A recent investigative report by blogger Yoani Sanchez and journalist Reinaldo Escobar found that the nation has been banning certain words sent via text message with the help of state-owned telecom monopoly ETECSA. The report, confirmed in an additional investigation by Reuters, found that roughly 30 different keywords are being banned by Cuba’s government, including “democracy,” “human rights,” and the name of several activists and human rights groups. Words containing such keywords simply aren’t delivered, with no indication given to the sender of the delivery failure.
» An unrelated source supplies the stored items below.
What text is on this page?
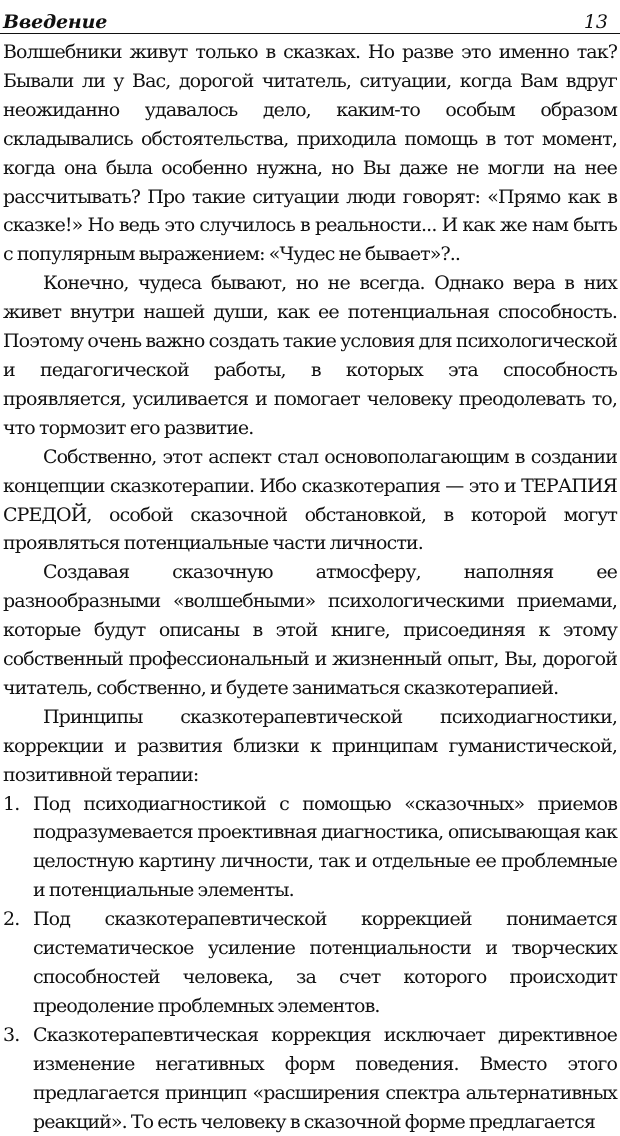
Введение	13

Волшебники живут только в сказках. Но разве это именно так? Бывали ли у Вас, дорогой читатель, ситуации, когда Вам вдруг неожиданно удавалось дело, каким-то особым образом складывались обстоятельства, приходила помощь в тот момент, когда она была особенно нужна, но Вы даже не могли на нее рассчитывать? Про такие ситуации люди говорят: «Прямо как в сказке!» Но ведь это случилось в реальности... И как же нам быть с популярным выражением: «Чудес не бывает»?..

Конечно, чудеса бывают, но не всегда. Однако вера в них живет внутри нашей души, как ее потенциальная способность. Поэтому очень важно создать такие условия для психологической и педагогической работы, в которых эта способность проявляется, усиливается и помогает человеку преодолевать то, что тормозит его развитие.

Собственно, этот аспект стал основополагающим в создании концепции сказкотерапии. Ибо сказкотерапия — это и ТЕРАПИЯ СРЕДОЙ, особой сказочной обстановкой, в которой могут проявляться потенциальные части личности.

Создавая сказочную атмосферу, наполняя ее разнообразными «волшебными» психологическими приемами, которые будут описаны в этой книге, присоединяя к этому собственный профессиональный и жизненный опыт, Вы, дорогой читатель, собственно, и будете заниматься сказкотерапией.

Принципы сказкотерапевтической психодиагностики, коррекции и развития близки к принципам гуманистической, позитивной терапии:

1. Под психодиагностикой с помощью «сказочных» приемов подразумевается проективная диагностика, описывающая как целостную картину личности, так и отдельные ее проблемные и потенциальные элементы.
2. Под сказкотерапевтической коррекцией понимается систематическое усиление потенциальности и творческих способностей человека, за счет которого происходит преодоление проблемных элементов.
3. Сказкотерапевтическая коррекция исключает директивное изменение негативных форм поведения. Вместо этого предлагается принцип «расширения спектра альтернативных реакций». То есть человеку в сказочной форме предлагается
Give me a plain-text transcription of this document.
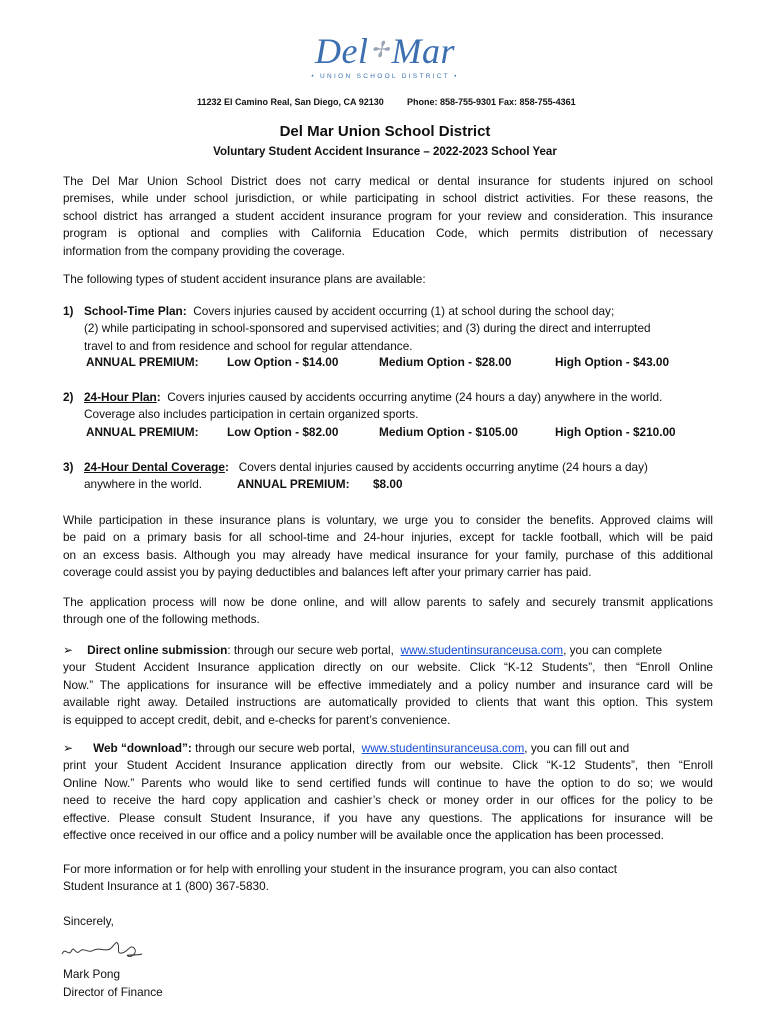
Del✢Mar
• UNION SCHOOL DISTRICT •
11232 El Camino Real, San Diego, CA 92130	Phone: 858-755-9301 Fax: 858-755-4361
Del Mar Union School District
Voluntary Student Accident Insurance – 2022-2023 School Year
The Del Mar Union School District does not carry medical or dental insurance for students injured on school
premises, while under school jurisdiction, or while participating in school district activities. For these reasons, the
school district has arranged a student accident insurance program for your review and consideration. This insurance
program is optional and complies with California Education Code, which permits distribution of necessary
information from the company providing the coverage.
The following types of student accident insurance plans are available:
1) School-Time Plan: Covers injuries caused by accident occurring (1) at school during the school day;
(2) while participating in school-sponsored and supervised activities; and (3) during the direct and interrupted
travel to and from residence and school for regular attendance.
ANNUAL PREMIUM: Low Option - $14.00	Medium Option - $28.00	High Option - $43.00
2) 24-Hour Plan: Covers injuries caused by accidents occurring anytime (24 hours a day) anywhere in the world.
Coverage also includes participation in certain organized sports.
ANNUAL PREMIUM: Low Option - $82.00	Medium Option - $105.00	High Option - $210.00
3) 24-Hour Dental Coverage: Covers dental injuries caused by accidents occurring anytime (24 hours a day)
anywhere in the world.	ANNUAL PREMIUM: $8.00
While participation in these insurance plans is voluntary, we urge you to consider the benefits. Approved claims will
be paid on a primary basis for all school-time and 24-hour injuries, except for tackle football, which will be paid
on an excess basis. Although you may already have medical insurance for your family, purchase of this additional
coverage could assist you by paying deductibles and balances left after your primary carrier has paid.
The application process will now be done online, and will allow parents to safely and securely transmit applications
through one of the following methods.
➢ Direct online submission: through our secure web portal, www.studentinsuranceusa.com, you can complete
your Student Accident Insurance application directly on our website. Click “K-12 Students”, then “Enroll Online
Now.” The applications for insurance will be effective immediately and a policy number and insurance card will be
available right away. Detailed instructions are automatically provided to clients that want this option. This system
is equipped to accept credit, debit, and e-checks for parent’s convenience.
➢ Web “download”: through our secure web portal, www.studentinsuranceusa.com, you can fill out and
print your Student Accident Insurance application directly from our website. Click “K-12 Students”, then “Enroll
Online Now.” Parents who would like to send certified funds will continue to have the option to do so; we would
need to receive the hard copy application and cashier’s check or money order in our offices for the policy to be
effective. Please consult Student Insurance, if you have any questions. The applications for insurance will be
effective once received in our office and a policy number will be available once the application has been processed.
For more information or for help with enrolling your student in the insurance program, you can also contact
Student Insurance at 1 (800) 367-5830.
Sincerely,
Mark Pong
Director of Finance
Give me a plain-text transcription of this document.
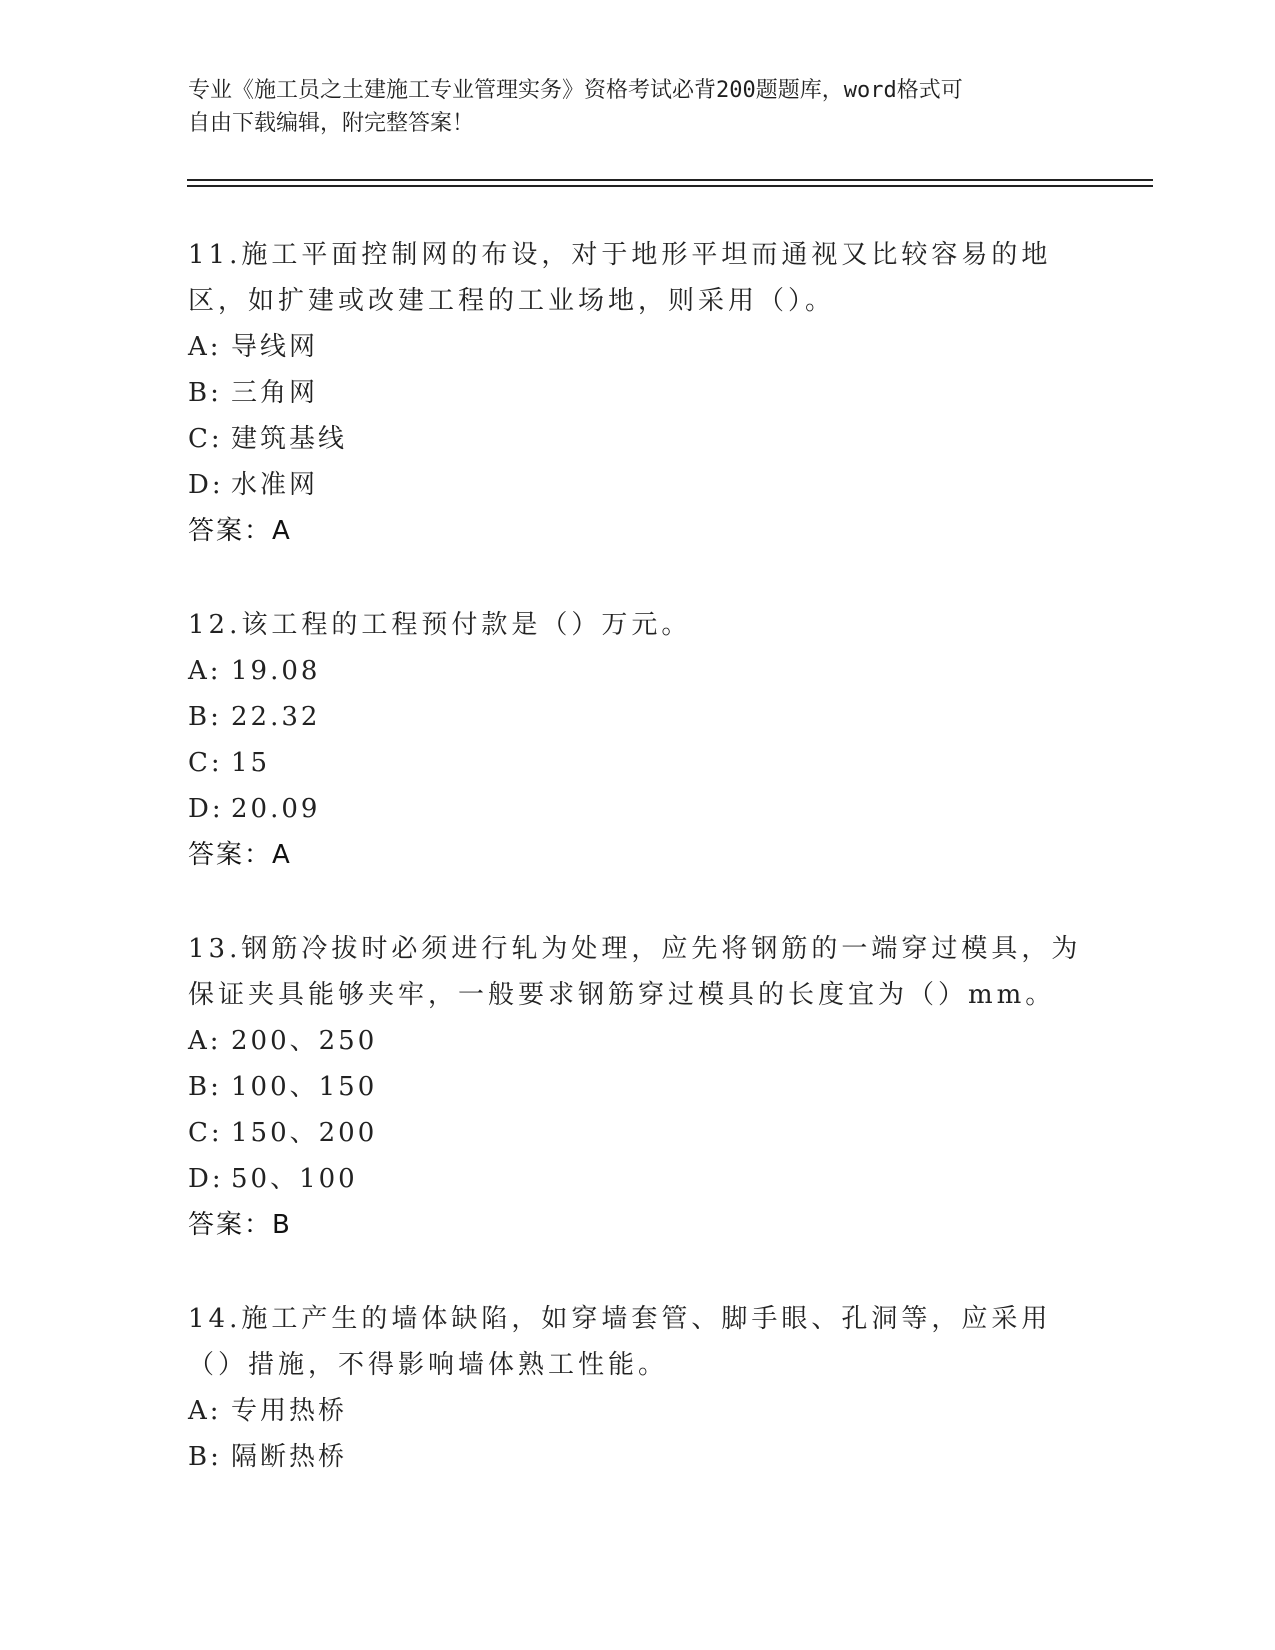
专业《施工员之土建施工专业管理实务》资格考试必背200题题库，word格式可
自由下载编辑，附完整答案！

11.施工平面控制网的布设，对于地形平坦而通视又比较容易的地区，如扩建或改建工程的工业场地，则采用（）。

A: 导线网
B: 三角网
C: 建筑基线
D: 水准网
答案：A

12.该工程的工程预付款是（）万元。

A: 19.08
B: 22.32
C: 15
D: 20.09
答案：A

13.钢筋冷拔时必须进行轧为处理，应先将钢筋的一端穿过模具，为保证夹具能够夹牢，一般要求钢筋穿过模具的长度宜为（）mm。

A: 200、250
B: 100、150
C: 150、200
D: 50、100
答案：B

14.施工产生的墙体缺陷，如穿墙套管、脚手眼、孔洞等，应采用（）措施，不得影响墙体熟工性能。

A: 专用热桥
B: 隔断热桥
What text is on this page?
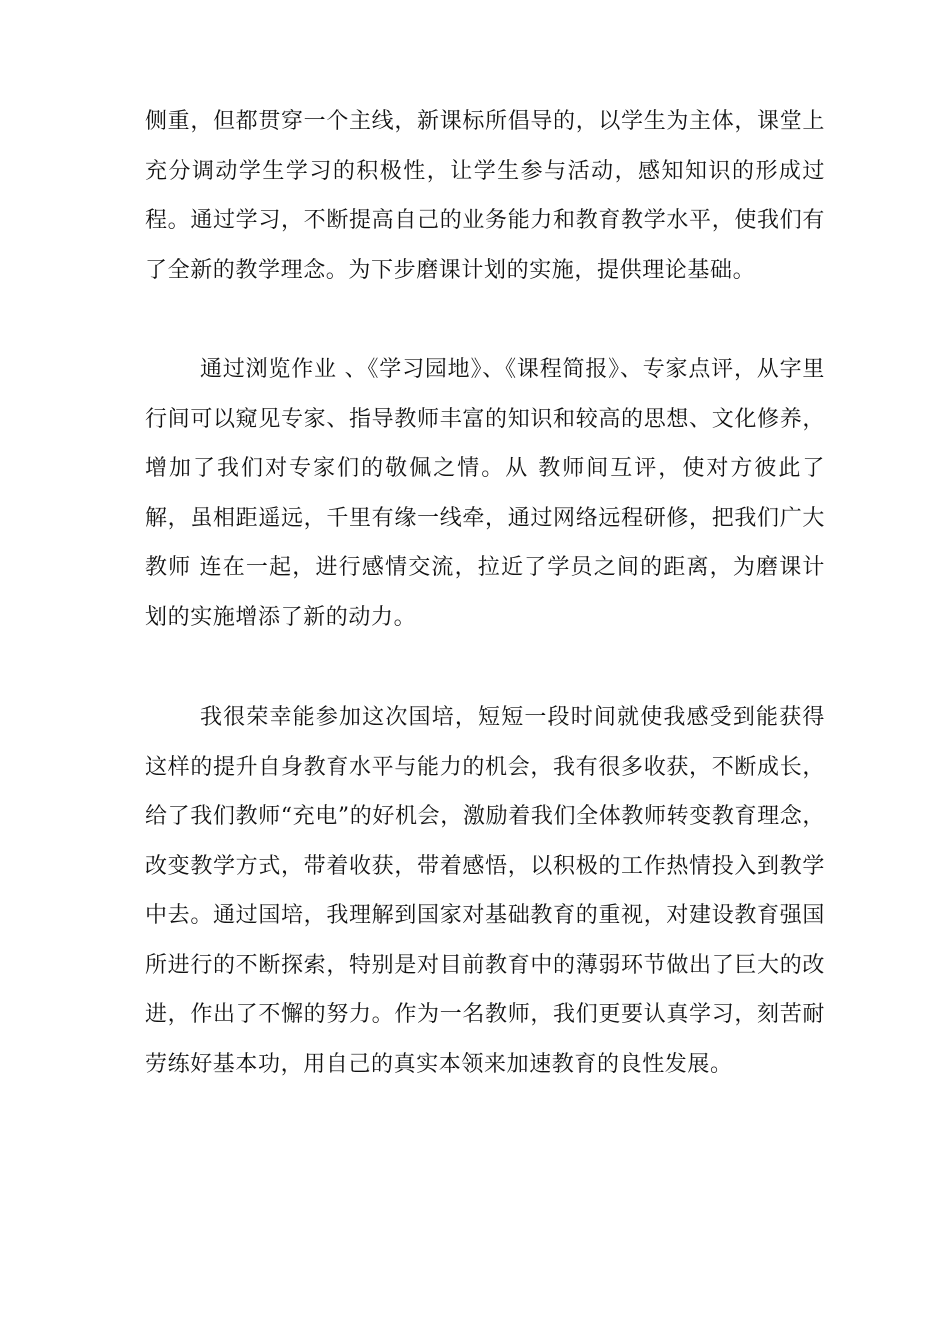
侧重，但都贯穿一个主线，新课标所倡导的，以学生为主体，课堂上充分调动学生学习的积极性，让学生参与活动，感知知识的形成过程。通过学习，不断提高自己的业务能力和教育教学水平，使我们有了全新的教学理念。为下步磨课计划的实施，提供理论基础。

通过浏览作业 、《学习园地》、《课程简报》、专家点评，从字里行间可以窥见专家、指导教师丰富的知识和较高的思想、文化修养，增加了我们对专家们的敬佩之情。从 教师间互评，使对方彼此了解，虽相距遥远，千里有缘一线牵，通过网络远程研修，把我们广大教师 连在一起，进行感情交流，拉近了学员之间的距离，为磨课计划的实施增添了新的动力。

我很荣幸能参加这次国培，短短一段时间就使我感受到能获得这样的提升自身教育水平与能力的机会，我有很多收获，不断成长，给了我们教师“充电”的好机会，激励着我们全体教师转变教育理念，改变教学方式，带着收获，带着感悟，以积极的工作热情投入到教学中去。通过国培，我理解到国家对基础教育的重视，对建设教育强国所进行的不断探索，特别是对目前教育中的薄弱环节做出了巨大的改进，作出了不懈的努力。作为一名教师，我们更要认真学习，刻苦耐劳练好基本功，用自己的真实本领来加速教育的良性发展。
Initially, the researchers thought this was just incompetence on the part of ETECSA:
“Eliecer Avila, head of opposition youth group Somos Mas, which participated in the investigation, said 30 key words that triggered the blocking had been identified but there could be more.
“We always thought texts were vanishing because the provider is so incompetent, then we decided to check using words that bothered the government,” he said. “We discovered not just us but the entire country is being censored,” he said. “It just shows how insecure and paranoid the government is.”
You can understand some degree of paranoia when you’ve got the United States and Russia battling over who gets to bone graft surveillance technology into your fledgling communications networks, but the clumsy censorship also isn’t too surprising for a nation that still bans advertising across the island.
That said, the real problem for most Cubans remains that broadband and wireless communications is a luxury commodity well out of reach of most residents. Only between 5 and 25% of Cubans even have access to the internet, and while many can access Wi-Fi via hotspots opened just last year, the cost of connection is roughly $2 an hour, or around a tenth of the average monthly Cuban salary. As such, Cubans are “fortunate” in that they can’t yet even afford to be comprehensively spied on.